Can you try disabling SMM?
To do so you'll have to run the VM manually. First run qm showcmd <VMID> --pretty and copy the content to a file.
Modify the -machine line by adding ,smm=off.
Then run that command.


One more question, do all of you use UEFI with pre-enrolled keys and perhaps even secure boot?
Manual run won't find TPM device
kvm: -chardev socket,id=tpmchar,path=/var/run/qemu-server/100.swtpm: Failed to connect to '/var/run/qemu-server/100.swtpm': No such file or directory
 
Did someone test the kernel update to 5.15.35-3 to this issue?

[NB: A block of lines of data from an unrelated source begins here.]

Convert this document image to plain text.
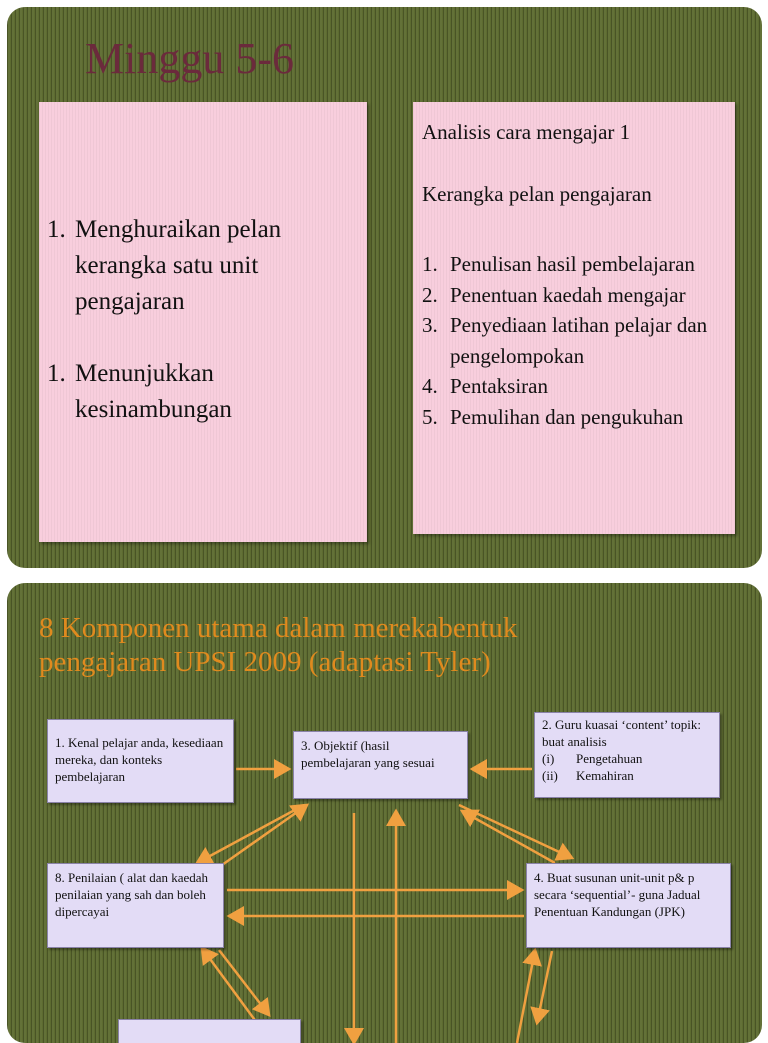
Minggu 5-6
1. Menghuraikan pelan kerangka satu unit pengajaran
1. Menunjukkan kesinambungan
Analisis cara mengajar 1
Kerangka pelan pengajaran
1. Penulisan hasil pembelajaran
2. Penentuan kaedah mengajar
3. Penyediaan latihan pelajar dan pengelompokan
4. Pentaksiran
5. Pemulihan dan pengukuhan
8 Komponen utama dalam merekabentuk pengajaran UPSI 2009 (adaptasi Tyler)
1. Kenal pelajar anda, kesediaan mereka, dan konteks pembelajaran
3. Objektif (hasil pembelajaran yang sesuai
2. Guru kuasai ‘content’ topik: buat analisis
(i)	Pengetahuan
(ii)	Kemahiran
8. Penilaian ( alat dan kaedah penilaian yang sah dan boleh dipercayai
4. Buat susunan unit-unit p& p secara ‘sequential’- guna Jadual Penentuan Kandungan (JPK)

I am having the same issue with the 5.15.35-1 Kernel and there are two updates.
Maybe the updates solve the problem?
 
Did someone test the kernel update to 5.15.35-3 to this issue? I am having the same issue with the 5.15.35-1 Kernel and there are two updates.
Maybe the updates solve the problem?
I upgrade to the latest -3 when i disabled the nested virtualization and since then no crash.
Could been fixed in -3 or the nested option works.